Decked out in camouflage and standing proudly in front of a tank, Aijo can today be exposed as the student fanatic with “dangerous” links to the violent rebels who allegedly shot down Malaysia Airlines Flight MHI7.
Aijo is said to be a “major player” in the group and has close ties with pro-Russia commander Igor Girkin, who is widely blamed for the atrocity that killed 298 passengers and crew.
Aijo – who has numerous convictions for violent political extremism – studied microbiology at London’s prestigious Birkbeck College and worked on the reconstruction of Heathrow Terminal 2.
He left the UK in March after six years here to join the pro-Putin paramilitary forces that raided Crimea.

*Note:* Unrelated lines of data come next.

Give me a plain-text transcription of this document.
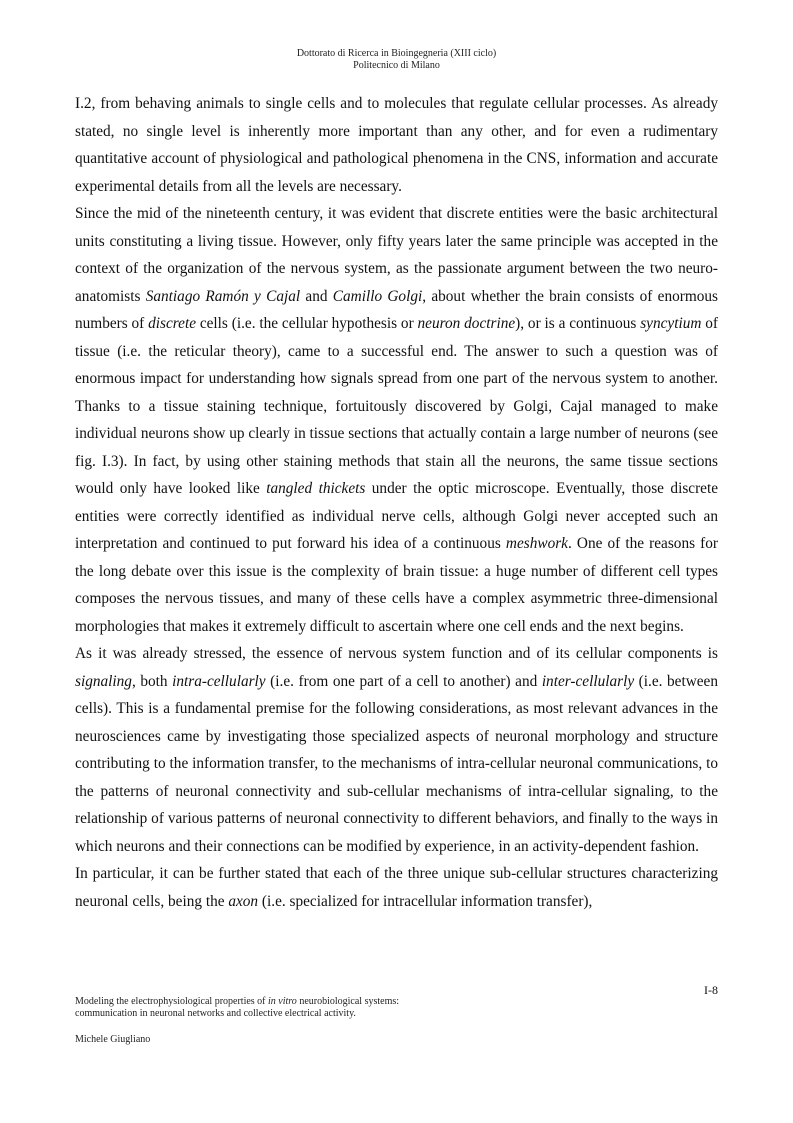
Dottorato di Ricerca in Bioingegneria (XIII ciclo)
Politecnico di Milano

I.2, from behaving animals to single cells and to molecules that regulate cellular processes. As already stated, no single level is inherently more important than any other, and for even a rudimentary quantitative account of physiological and pathological phenomena in the CNS, information and accurate experimental details from all the levels are necessary.

Since the mid of the nineteenth century, it was evident that discrete entities were the basic architectural units constituting a living tissue. However, only fifty years later the same principle was accepted in the context of the organization of the nervous system, as the passionate argument between the two neuro-anatomists Santiago Ramón y Cajal and Camillo Golgi, about whether the brain consists of enormous numbers of discrete cells (i.e. the cellular hypothesis or neuron doctrine), or is a continuous syncytium of tissue (i.e. the reticular theory), came to a successful end. The answer to such a question was of enormous impact for understanding how signals spread from one part of the nervous system to another. Thanks to a tissue staining technique, fortuitously discovered by Golgi, Cajal managed to make individual neurons show up clearly in tissue sections that actually contain a large number of neurons (see fig. I.3). In fact, by using other staining methods that stain all the neurons, the same tissue sections would only have looked like tangled thickets under the optic microscope. Eventually, those discrete entities were correctly identified as individual nerve cells, although Golgi never accepted such an interpretation and continued to put forward his idea of a continuous meshwork. One of the reasons for the long debate over this issue is the complexity of brain tissue: a huge number of different cell types composes the nervous tissues, and many of these cells have a complex asymmetric three-dimensional morphologies that makes it extremely difficult to ascertain where one cell ends and the next begins.

As it was already stressed, the essence of nervous system function and of its cellular components is signaling, both intra-cellularly (i.e. from one part of a cell to another) and inter-cellularly (i.e. between cells). This is a fundamental premise for the following considerations, as most relevant advances in the neurosciences came by investigating those specialized aspects of neuronal morphology and structure contributing to the information transfer, to the mechanisms of intra-cellular neuronal communications, to the patterns of neuronal connectivity and sub-cellular mechanisms of intra-cellular signaling, to the relationship of various patterns of neuronal connectivity to different behaviors, and finally to the ways in which neurons and their connections can be modified by experience, in an activity-dependent fashion.

In particular, it can be further stated that each of the three unique sub-cellular structures characterizing neuronal cells, being the axon (i.e. specialized for intracellular information transfer),

I-8
Modeling the electrophysiological properties of in vitro neurobiological systems:
communication in neuronal networks and collective electrical activity.
Michele Giugliano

A security source in Latvia said: “Aijo has been a major player for the pro-Russia rebels for some time. He is extremely well-connected in the organization and very committed.
“He’s lived quietly in London for the last six years but has been secretly very active in separatist moves to take over Ukraine. He is a dangerous and influential individual.”
Hours after the downing of flight MH17 from Amsterdam to Kuala Lumpur, Aijo attempted to deflect the blame away from the rebels and onto the Ukrainian authorities.
He ranted on Facebook: “Crazy Ukrainians! They haven’t got the guts to confess. Al Qaida always takes responsibility for its terrorist acts.
“Now there are no rules. Not the Red Cross or the white flag.”